Feature Engineering

Hi, how does Prodigy extract features from the text? Is it possible for me to add custom features (like length, word count, custom embedding, etc.)

You can always use a non-spaCy model in Prodigy, which would allow you to customise the features however you like. If you’re using spaCy though, unfortunately we don’t have an easy solution for adding features currently. I’ll be implementing this soon, as it came up a lot over the weekend while we were doing the spaCy trainings.

If you know you need these features, the best solution would be to implement a custom model, where you can add them. If you know length is really important for your domain, the best solution would be to have multiple models, segmented by text length. Custom embeddings can be added quite easily: you can use the spacy init-model command to convert vectors from the text-based format used by word2vec or FastText into a spaCy package, and then use that package in spacy textcat.batch-train.

Hi @honnibal, I have a few questions with regards to your response.

What do you mean by this? Is it some sort like you filter the texts according to their "length" groups, and build a model individually for each group?

Does this mean that I'm creating a blank model from scratch? Would I then be losing the existing 300-dimensional word embedding in en_vectors_web_lg?

Instead, I would like to add-on a custom feature to the existing vectorization.

Thanks!

That was one idea, yes. It wouldn't necessarily work on all problems, but if short texts behave very differently from long texts in your data, I could see it being a good approach.

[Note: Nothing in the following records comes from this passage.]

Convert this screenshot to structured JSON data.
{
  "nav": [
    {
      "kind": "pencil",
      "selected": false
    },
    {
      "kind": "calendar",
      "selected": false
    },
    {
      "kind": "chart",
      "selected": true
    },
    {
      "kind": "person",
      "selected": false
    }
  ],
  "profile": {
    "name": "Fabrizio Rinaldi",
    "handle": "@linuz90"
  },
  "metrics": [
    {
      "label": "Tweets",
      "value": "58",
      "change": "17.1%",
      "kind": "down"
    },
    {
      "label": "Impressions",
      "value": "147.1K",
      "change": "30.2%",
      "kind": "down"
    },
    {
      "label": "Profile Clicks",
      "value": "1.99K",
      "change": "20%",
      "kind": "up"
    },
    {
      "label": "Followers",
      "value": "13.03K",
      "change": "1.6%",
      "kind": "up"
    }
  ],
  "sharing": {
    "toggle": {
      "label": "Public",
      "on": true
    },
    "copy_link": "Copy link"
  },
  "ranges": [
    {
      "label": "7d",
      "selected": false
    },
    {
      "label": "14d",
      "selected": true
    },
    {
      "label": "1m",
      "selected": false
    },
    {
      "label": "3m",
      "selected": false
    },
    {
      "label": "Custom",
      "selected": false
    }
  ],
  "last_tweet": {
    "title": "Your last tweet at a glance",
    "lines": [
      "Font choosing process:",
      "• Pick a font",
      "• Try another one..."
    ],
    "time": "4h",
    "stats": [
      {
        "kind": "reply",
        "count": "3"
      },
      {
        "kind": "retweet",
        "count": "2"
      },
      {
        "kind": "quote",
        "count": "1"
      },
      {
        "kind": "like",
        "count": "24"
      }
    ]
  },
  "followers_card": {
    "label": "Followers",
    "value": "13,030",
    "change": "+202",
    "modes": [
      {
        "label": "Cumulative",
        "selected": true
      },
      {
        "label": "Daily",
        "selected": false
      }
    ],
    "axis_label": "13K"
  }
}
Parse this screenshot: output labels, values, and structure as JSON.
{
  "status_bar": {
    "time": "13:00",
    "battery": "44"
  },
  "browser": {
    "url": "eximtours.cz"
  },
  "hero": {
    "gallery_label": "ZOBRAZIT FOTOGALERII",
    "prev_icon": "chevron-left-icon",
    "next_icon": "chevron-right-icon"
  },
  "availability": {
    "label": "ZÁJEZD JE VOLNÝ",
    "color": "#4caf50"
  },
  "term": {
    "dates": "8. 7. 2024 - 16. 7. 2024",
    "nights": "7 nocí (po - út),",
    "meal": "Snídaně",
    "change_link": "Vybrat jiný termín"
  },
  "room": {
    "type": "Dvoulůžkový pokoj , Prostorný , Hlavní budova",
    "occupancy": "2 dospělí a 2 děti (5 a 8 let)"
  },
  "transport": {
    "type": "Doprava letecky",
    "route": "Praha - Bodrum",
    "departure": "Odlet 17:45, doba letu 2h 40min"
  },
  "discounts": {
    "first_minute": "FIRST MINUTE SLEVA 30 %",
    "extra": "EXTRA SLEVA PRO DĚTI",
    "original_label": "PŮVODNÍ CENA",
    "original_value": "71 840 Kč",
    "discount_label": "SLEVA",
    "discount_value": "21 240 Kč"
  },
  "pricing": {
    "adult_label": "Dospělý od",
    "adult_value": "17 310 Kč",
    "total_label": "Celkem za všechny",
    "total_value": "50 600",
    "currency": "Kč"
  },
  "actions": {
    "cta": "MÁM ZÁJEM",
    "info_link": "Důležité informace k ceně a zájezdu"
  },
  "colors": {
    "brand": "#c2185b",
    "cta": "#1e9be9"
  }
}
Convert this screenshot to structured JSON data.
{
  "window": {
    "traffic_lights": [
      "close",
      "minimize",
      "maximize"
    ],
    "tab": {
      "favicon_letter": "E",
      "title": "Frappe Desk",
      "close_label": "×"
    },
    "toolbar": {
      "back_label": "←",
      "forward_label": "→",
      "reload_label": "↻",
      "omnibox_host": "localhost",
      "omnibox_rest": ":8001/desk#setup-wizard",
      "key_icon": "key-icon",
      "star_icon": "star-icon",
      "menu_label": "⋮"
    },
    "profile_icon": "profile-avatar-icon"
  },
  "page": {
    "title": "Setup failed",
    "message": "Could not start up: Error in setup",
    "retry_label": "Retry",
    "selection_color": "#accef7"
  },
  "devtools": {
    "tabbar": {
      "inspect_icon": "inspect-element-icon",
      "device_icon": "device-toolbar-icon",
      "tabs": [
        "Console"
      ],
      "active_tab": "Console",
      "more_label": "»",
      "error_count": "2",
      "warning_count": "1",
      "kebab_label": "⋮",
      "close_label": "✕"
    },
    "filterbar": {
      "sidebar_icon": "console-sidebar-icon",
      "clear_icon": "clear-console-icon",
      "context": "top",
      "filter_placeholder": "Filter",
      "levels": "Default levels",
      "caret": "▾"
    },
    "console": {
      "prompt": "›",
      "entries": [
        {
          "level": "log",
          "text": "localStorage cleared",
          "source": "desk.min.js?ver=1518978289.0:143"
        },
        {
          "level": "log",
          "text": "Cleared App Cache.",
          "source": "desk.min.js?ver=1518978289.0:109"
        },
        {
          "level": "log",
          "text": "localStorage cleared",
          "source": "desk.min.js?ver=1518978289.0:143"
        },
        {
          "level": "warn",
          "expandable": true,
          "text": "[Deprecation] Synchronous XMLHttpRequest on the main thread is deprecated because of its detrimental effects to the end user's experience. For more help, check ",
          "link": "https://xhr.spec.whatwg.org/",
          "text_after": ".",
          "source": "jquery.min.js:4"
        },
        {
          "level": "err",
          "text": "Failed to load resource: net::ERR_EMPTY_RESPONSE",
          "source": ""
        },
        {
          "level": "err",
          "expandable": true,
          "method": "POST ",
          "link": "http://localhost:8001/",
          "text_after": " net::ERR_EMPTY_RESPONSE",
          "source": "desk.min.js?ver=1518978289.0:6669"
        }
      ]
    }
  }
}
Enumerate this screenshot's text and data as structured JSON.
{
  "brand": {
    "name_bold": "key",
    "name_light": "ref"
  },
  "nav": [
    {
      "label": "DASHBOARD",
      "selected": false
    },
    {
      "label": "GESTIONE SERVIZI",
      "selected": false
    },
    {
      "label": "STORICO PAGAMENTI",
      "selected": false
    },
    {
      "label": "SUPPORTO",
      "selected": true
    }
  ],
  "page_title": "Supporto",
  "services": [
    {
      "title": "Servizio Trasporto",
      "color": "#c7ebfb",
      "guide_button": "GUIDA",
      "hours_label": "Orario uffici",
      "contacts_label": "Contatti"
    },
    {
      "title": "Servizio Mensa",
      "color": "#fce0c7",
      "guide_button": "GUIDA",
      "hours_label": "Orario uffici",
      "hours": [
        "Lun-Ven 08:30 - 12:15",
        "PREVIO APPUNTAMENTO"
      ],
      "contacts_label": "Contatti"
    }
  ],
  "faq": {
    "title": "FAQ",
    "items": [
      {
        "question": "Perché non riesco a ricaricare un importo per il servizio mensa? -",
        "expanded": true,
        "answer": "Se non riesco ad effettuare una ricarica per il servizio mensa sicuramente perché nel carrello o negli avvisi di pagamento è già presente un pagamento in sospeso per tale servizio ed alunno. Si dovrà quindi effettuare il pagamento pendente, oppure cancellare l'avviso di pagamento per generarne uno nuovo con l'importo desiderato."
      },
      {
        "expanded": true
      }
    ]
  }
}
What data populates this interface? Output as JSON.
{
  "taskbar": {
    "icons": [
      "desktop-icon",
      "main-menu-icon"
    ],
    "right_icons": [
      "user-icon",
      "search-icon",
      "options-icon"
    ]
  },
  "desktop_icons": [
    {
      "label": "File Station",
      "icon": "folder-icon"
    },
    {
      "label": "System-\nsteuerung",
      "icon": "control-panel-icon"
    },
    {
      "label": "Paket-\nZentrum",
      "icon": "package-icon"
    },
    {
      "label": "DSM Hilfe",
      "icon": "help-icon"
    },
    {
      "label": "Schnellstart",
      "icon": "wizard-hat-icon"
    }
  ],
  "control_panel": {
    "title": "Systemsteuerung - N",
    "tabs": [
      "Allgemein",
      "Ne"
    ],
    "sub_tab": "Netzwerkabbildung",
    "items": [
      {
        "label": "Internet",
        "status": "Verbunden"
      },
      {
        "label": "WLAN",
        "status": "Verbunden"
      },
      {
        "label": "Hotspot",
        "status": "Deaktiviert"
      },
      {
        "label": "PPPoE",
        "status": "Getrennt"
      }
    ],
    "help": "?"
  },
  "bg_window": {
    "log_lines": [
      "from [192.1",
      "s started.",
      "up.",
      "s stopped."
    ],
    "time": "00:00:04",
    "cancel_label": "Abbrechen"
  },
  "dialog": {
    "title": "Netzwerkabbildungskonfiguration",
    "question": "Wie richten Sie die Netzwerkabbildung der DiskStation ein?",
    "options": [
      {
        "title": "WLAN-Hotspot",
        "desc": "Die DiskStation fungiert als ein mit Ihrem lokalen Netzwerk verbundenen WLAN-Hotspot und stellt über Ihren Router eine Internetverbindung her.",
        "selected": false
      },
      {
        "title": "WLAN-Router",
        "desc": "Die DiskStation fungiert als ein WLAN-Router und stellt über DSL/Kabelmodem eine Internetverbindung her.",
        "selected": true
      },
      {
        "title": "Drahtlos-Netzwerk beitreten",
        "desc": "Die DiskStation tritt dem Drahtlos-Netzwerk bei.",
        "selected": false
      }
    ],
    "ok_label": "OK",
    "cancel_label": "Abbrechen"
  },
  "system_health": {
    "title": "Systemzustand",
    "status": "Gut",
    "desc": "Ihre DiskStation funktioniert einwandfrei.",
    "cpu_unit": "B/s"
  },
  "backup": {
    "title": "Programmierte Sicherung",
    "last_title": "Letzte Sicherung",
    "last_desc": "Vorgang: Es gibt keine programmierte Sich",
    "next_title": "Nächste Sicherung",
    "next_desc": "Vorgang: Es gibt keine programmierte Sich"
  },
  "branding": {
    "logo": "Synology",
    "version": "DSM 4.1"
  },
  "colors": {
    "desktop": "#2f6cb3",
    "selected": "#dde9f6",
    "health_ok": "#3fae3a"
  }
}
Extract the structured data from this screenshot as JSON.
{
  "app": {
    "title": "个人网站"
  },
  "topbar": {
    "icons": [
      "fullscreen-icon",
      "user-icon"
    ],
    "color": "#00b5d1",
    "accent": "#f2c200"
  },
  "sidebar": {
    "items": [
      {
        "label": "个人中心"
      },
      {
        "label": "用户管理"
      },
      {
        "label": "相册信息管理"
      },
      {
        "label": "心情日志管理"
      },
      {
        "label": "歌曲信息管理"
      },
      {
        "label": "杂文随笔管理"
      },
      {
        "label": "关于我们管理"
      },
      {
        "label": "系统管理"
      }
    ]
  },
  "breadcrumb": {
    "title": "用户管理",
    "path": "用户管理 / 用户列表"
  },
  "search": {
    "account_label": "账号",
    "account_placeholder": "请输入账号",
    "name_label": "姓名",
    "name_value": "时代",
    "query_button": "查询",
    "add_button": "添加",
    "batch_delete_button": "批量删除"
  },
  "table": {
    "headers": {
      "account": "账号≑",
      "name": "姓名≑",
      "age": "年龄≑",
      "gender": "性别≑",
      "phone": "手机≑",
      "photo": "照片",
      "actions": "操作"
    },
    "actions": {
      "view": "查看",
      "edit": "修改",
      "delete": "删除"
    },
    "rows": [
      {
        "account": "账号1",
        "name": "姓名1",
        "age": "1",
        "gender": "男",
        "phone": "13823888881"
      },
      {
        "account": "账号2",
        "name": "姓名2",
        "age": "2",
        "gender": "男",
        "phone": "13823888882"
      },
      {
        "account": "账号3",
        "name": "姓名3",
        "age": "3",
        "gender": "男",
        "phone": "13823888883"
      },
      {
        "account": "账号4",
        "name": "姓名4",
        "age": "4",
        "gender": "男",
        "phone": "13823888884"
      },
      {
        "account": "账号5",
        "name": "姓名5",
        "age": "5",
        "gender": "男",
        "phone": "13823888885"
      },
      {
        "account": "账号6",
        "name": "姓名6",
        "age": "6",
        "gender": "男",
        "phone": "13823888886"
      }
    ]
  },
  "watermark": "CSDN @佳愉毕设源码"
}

Yes, using spacy init-model would replace the pretrained vectors. I've never tried to add more dimensions to the static vectors for extra features, although I suppose it could work. You can find the underlying numpy array at nlp.vocab.vectors.data. You should be able to extend it with new dimensions, for instance by using numpy.hstack. You would just need to construct an ndarray with your additional features that had the rows aligned with the original vectors. The nlp.vocab.vectors.key2row dictionary should help with that.